Les communes qui ont été les premières à mettre en oeuvre la réforme étaient, pour la plupart, déjà engagées dans une démarche éducative et partenariale, dans le cadre des CEL, des contrats enfance jeunesse ou des contrats urbains de cohésion sociale (CUCS). Parmi les conditions de réussite de la réforme, il convient ainsi de citer l'ancienneté des partenariats existants et le développement d'une politique organisée, notamment d'un projet éducatif local (PEL) qui prenait la suite de dispositifs antérieurs. L'ambition est de favoriser l'implication des familles, la mise en place d'une politique d'éducation et de prévention et l'accès à des activités socio-culturelles et de loisirs hors temps scolaire. Le cas spécifique des petites communes a fait l'objet d'une attention particulière : bénéficiant de faibles ressources humaines, elles ont pu disposer d'un accompagnement dédié à partir de questionnaires, permettant de préciser les besoins et les actions de formation en lien avec les CAF et les services de l'éducation nationale, ainsi que pour la diffusion d'outils. L'enquête de l'Association des maires de France (AMF) présentée en novembre 2013 précise d'ailleurs que, pour l'élaboration des PEDT, 54 % des communes se sont appuyées sur ce document existant, dont 23 % sur un PEL et 15 % sur un contrat enfance jeunesse, associant communes et CAF autour d'engagements réciproques.

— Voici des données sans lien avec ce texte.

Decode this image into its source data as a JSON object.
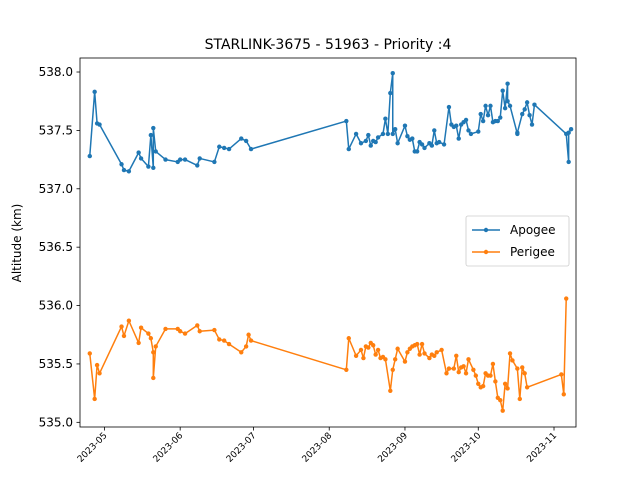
{
  "chart_data": {
    "type": "line",
    "title": "STARLINK-3675 - 51963 - Priority :4",
    "xlabel": "",
    "ylabel": "Altitude (km)",
    "ylim": [
      534.96,
      538.12
    ],
    "xlim": [
      "2023-04-21",
      "2023-11-10"
    ],
    "grid": false,
    "legend_position": "center-right",
    "x_ticks": [
      "2023-05",
      "2023-06",
      "2023-07",
      "2023-08",
      "2023-09",
      "2023-10",
      "2023-11"
    ],
    "y_ticks": [
      "535.0",
      "535.5",
      "536.0",
      "536.5",
      "537.0",
      "537.5",
      "538.0"
    ],
    "series": [
      {
        "name": "Apogee",
        "color": "#1f77b4",
        "points": [
          [
            "2023-04-25",
            537.28
          ],
          [
            "2023-04-27",
            537.83
          ],
          [
            "2023-04-28",
            537.56
          ],
          [
            "2023-04-29",
            537.55
          ],
          [
            "2023-05-08",
            537.21
          ],
          [
            "2023-05-09",
            537.16
          ],
          [
            "2023-05-11",
            537.15
          ],
          [
            "2023-05-15",
            537.31
          ],
          [
            "2023-05-16",
            537.26
          ],
          [
            "2023-05-19",
            537.19
          ],
          [
            "2023-05-20",
            537.46
          ],
          [
            "2023-05-21",
            537.18
          ],
          [
            "2023-05-21",
            537.52
          ],
          [
            "2023-05-22",
            537.32
          ],
          [
            "2023-05-26",
            537.25
          ],
          [
            "2023-05-31",
            537.23
          ],
          [
            "2023-06-01",
            537.25
          ],
          [
            "2023-06-03",
            537.25
          ],
          [
            "2023-06-08",
            537.2
          ],
          [
            "2023-06-09",
            537.26
          ],
          [
            "2023-06-15",
            537.23
          ],
          [
            "2023-06-17",
            537.36
          ],
          [
            "2023-06-19",
            537.35
          ],
          [
            "2023-06-21",
            537.34
          ],
          [
            "2023-06-26",
            537.43
          ],
          [
            "2023-06-28",
            537.41
          ],
          [
            "2023-06-30",
            537.34
          ],
          [
            "2023-08-08",
            537.58
          ],
          [
            "2023-08-09",
            537.34
          ],
          [
            "2023-08-12",
            537.47
          ],
          [
            "2023-08-14",
            537.39
          ],
          [
            "2023-08-16",
            537.41
          ],
          [
            "2023-08-17",
            537.46
          ],
          [
            "2023-08-18",
            537.37
          ],
          [
            "2023-08-19",
            537.41
          ],
          [
            "2023-08-20",
            537.4
          ],
          [
            "2023-08-21",
            537.44
          ],
          [
            "2023-08-23",
            537.47
          ],
          [
            "2023-08-24",
            537.6
          ],
          [
            "2023-08-25",
            537.47
          ],
          [
            "2023-08-26",
            537.82
          ],
          [
            "2023-08-27",
            537.99
          ],
          [
            "2023-08-27",
            537.47
          ],
          [
            "2023-08-28",
            537.51
          ],
          [
            "2023-08-29",
            537.39
          ],
          [
            "2023-09-01",
            537.54
          ],
          [
            "2023-09-02",
            537.45
          ],
          [
            "2023-09-03",
            537.42
          ],
          [
            "2023-09-04",
            537.43
          ],
          [
            "2023-09-05",
            537.32
          ],
          [
            "2023-09-06",
            537.32
          ],
          [
            "2023-09-07",
            537.4
          ],
          [
            "2023-09-08",
            537.38
          ],
          [
            "2023-09-09",
            537.35
          ],
          [
            "2023-09-11",
            537.39
          ],
          [
            "2023-09-12",
            537.37
          ],
          [
            "2023-09-13",
            537.5
          ],
          [
            "2023-09-14",
            537.39
          ],
          [
            "2023-09-15",
            537.4
          ],
          [
            "2023-09-17",
            537.38
          ],
          [
            "2023-09-19",
            537.7
          ],
          [
            "2023-09-20",
            537.55
          ],
          [
            "2023-09-21",
            537.53
          ],
          [
            "2023-09-22",
            537.54
          ],
          [
            "2023-09-23",
            537.43
          ],
          [
            "2023-09-24",
            537.55
          ],
          [
            "2023-09-25",
            537.57
          ],
          [
            "2023-09-26",
            537.59
          ],
          [
            "2023-09-27",
            537.5
          ],
          [
            "2023-09-28",
            537.47
          ],
          [
            "2023-10-01",
            537.49
          ],
          [
            "2023-10-02",
            537.64
          ],
          [
            "2023-10-03",
            537.58
          ],
          [
            "2023-10-04",
            537.71
          ],
          [
            "2023-10-05",
            537.63
          ],
          [
            "2023-10-06",
            537.71
          ],
          [
            "2023-10-07",
            537.57
          ],
          [
            "2023-10-08",
            537.58
          ],
          [
            "2023-10-09",
            537.58
          ],
          [
            "2023-10-10",
            537.61
          ],
          [
            "2023-10-11",
            537.84
          ],
          [
            "2023-10-12",
            537.69
          ],
          [
            "2023-10-13",
            537.9
          ],
          [
            "2023-10-13",
            537.75
          ],
          [
            "2023-10-14",
            537.71
          ],
          [
            "2023-10-17",
            537.47
          ],
          [
            "2023-10-17",
            537.48
          ],
          [
            "2023-10-19",
            537.64
          ],
          [
            "2023-10-20",
            537.68
          ],
          [
            "2023-10-21",
            537.74
          ],
          [
            "2023-10-22",
            537.63
          ],
          [
            "2023-10-23",
            537.55
          ],
          [
            "2023-10-24",
            537.72
          ],
          [
            "2023-11-06",
            537.47
          ],
          [
            "2023-11-07",
            537.23
          ],
          [
            "2023-11-07",
            537.48
          ],
          [
            "2023-11-08",
            537.51
          ]
        ]
      },
      {
        "name": "Perigee",
        "color": "#ff7f0e",
        "points": [
          [
            "2023-04-25",
            535.59
          ],
          [
            "2023-04-27",
            535.2
          ],
          [
            "2023-04-28",
            535.49
          ],
          [
            "2023-04-29",
            535.42
          ],
          [
            "2023-05-08",
            535.82
          ],
          [
            "2023-05-09",
            535.74
          ],
          [
            "2023-05-11",
            535.87
          ],
          [
            "2023-05-15",
            535.68
          ],
          [
            "2023-05-16",
            535.81
          ],
          [
            "2023-05-19",
            535.76
          ],
          [
            "2023-05-20",
            535.72
          ],
          [
            "2023-05-21",
            535.6
          ],
          [
            "2023-05-21",
            535.38
          ],
          [
            "2023-05-22",
            535.65
          ],
          [
            "2023-05-26",
            535.8
          ],
          [
            "2023-05-31",
            535.8
          ],
          [
            "2023-06-01",
            535.78
          ],
          [
            "2023-06-03",
            535.76
          ],
          [
            "2023-06-08",
            535.83
          ],
          [
            "2023-06-09",
            535.78
          ],
          [
            "2023-06-15",
            535.79
          ],
          [
            "2023-06-17",
            535.71
          ],
          [
            "2023-06-19",
            535.7
          ],
          [
            "2023-06-21",
            535.67
          ],
          [
            "2023-06-26",
            535.6
          ],
          [
            "2023-06-28",
            535.65
          ],
          [
            "2023-06-29",
            535.75
          ],
          [
            "2023-06-30",
            535.7
          ],
          [
            "2023-08-08",
            535.45
          ],
          [
            "2023-08-09",
            535.72
          ],
          [
            "2023-08-12",
            535.57
          ],
          [
            "2023-08-14",
            535.62
          ],
          [
            "2023-08-15",
            535.55
          ],
          [
            "2023-08-16",
            535.65
          ],
          [
            "2023-08-17",
            535.64
          ],
          [
            "2023-08-18",
            535.68
          ],
          [
            "2023-08-19",
            535.66
          ],
          [
            "2023-08-20",
            535.58
          ],
          [
            "2023-08-21",
            535.62
          ],
          [
            "2023-08-22",
            535.55
          ],
          [
            "2023-08-23",
            535.56
          ],
          [
            "2023-08-24",
            535.54
          ],
          [
            "2023-08-26",
            535.27
          ],
          [
            "2023-08-27",
            535.45
          ],
          [
            "2023-08-28",
            535.54
          ],
          [
            "2023-08-29",
            535.63
          ],
          [
            "2023-09-01",
            535.52
          ],
          [
            "2023-09-02",
            535.6
          ],
          [
            "2023-09-03",
            535.63
          ],
          [
            "2023-09-04",
            535.65
          ],
          [
            "2023-09-05",
            535.66
          ],
          [
            "2023-09-06",
            535.67
          ],
          [
            "2023-09-07",
            535.58
          ],
          [
            "2023-09-08",
            535.67
          ],
          [
            "2023-09-09",
            535.59
          ],
          [
            "2023-09-11",
            535.55
          ],
          [
            "2023-09-12",
            535.58
          ],
          [
            "2023-09-13",
            535.57
          ],
          [
            "2023-09-14",
            535.6
          ],
          [
            "2023-09-16",
            535.62
          ],
          [
            "2023-09-18",
            535.42
          ],
          [
            "2023-09-19",
            535.46
          ],
          [
            "2023-09-21",
            535.46
          ],
          [
            "2023-09-22",
            535.57
          ],
          [
            "2023-09-23",
            535.43
          ],
          [
            "2023-09-24",
            535.47
          ],
          [
            "2023-09-25",
            535.48
          ],
          [
            "2023-09-26",
            535.42
          ],
          [
            "2023-09-27",
            535.54
          ],
          [
            "2023-09-29",
            535.45
          ],
          [
            "2023-09-30",
            535.4
          ],
          [
            "2023-10-01",
            535.33
          ],
          [
            "2023-10-02",
            535.3
          ],
          [
            "2023-10-03",
            535.31
          ],
          [
            "2023-10-04",
            535.42
          ],
          [
            "2023-10-05",
            535.4
          ],
          [
            "2023-10-06",
            535.4
          ],
          [
            "2023-10-07",
            535.5
          ],
          [
            "2023-10-08",
            535.35
          ],
          [
            "2023-10-09",
            535.21
          ],
          [
            "2023-10-10",
            535.19
          ],
          [
            "2023-10-11",
            535.1
          ],
          [
            "2023-10-12",
            535.33
          ],
          [
            "2023-10-13",
            535.29
          ],
          [
            "2023-10-14",
            535.59
          ],
          [
            "2023-10-15",
            535.53
          ],
          [
            "2023-10-17",
            535.46
          ],
          [
            "2023-10-18",
            535.2
          ],
          [
            "2023-10-19",
            535.47
          ],
          [
            "2023-10-20",
            535.42
          ],
          [
            "2023-10-21",
            535.3
          ],
          [
            "2023-11-04",
            535.41
          ],
          [
            "2023-11-05",
            535.24
          ],
          [
            "2023-11-06",
            536.06
          ]
        ]
      }
    ]
  }
}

Les difficultés apparues concernaient essentiellement la réglementation de la protection des mineurs et une mauvaise compréhension par ses acteurs de la réforme, et probablement des émetteurs de prescription que nous sommes. Si la règlementation a pu paraître contraignante, son objectif est double : la protection des mineurs accueillis et la qualité éducative. Elle offre donc une garantie pour tous, enfants, familles, animateurs et collectivités territoriales. Le code de l'action sociale et des familles définit un cadre règlementaire spécifique pour organiser ces accueils, en termes de taux d'encadrement, de qualification des personnels et d'existence d'un projet éducatif se déclinant en un projet pédagogique pour le directeur de l'accueil. Compte tenu des spécificités de ce type d'accueil, la règlementation avait déjà prévu un encadrement allégé par rapport aux accueils de loisirs extrascolaires, à raison d'un animateur pour 10 enfants de moins de 6 ans et d'un animateur pour 14 mineurs de plus de 6 ans, au lieu de un pour 8 et un pour 12 en extrascolaire. L'allègement de l'encadrement réglementaire s'est poursuivi à l'occasion de la réforme, pour accompagner l'augmentation prévisible de la fréquentation. Pendant les 3 heures libérées, à raison d'une fréquentation comprise entre 70 % et 80 %, le décret du 2 août 2013 a réduit le taux d'encadrement minimal de ces structures pour toutes les heures de l'accueil périscolaire de loisirs, le matin, le midi et le soir : un animateur pour 14 mineurs de moins de 6 ans, et un animateur pour 18 mineurs de plus de 6 ans. De même, l'arrêté du 12 décembre 2013 prévoit de déroger en cas de difficultés manifestes de recrutement pour une durée ne pouvant excéder douze mois à l'obligation de qualification professionnelle pour diriger un accueil de loisirs périscolaires. Une personne titulaire du brevet d'aptitude aux fonctions de directeur (BAFD) en accueil collectif de mineurs pourra ainsi exercer ses fonctions au sein de ces accueils. Au niveau local, ce sont les directions départementales de la cohésion sociale (DDCS) impliquées dans la réforme qui travaillent sur ces questions et accompagnent les communes par leurs conseils. S'agissant de la formation, un projet de circulaire est en cours de rédaction pour favoriser l'adéquation des formations aux besoins et préparer la rentrée prochaine.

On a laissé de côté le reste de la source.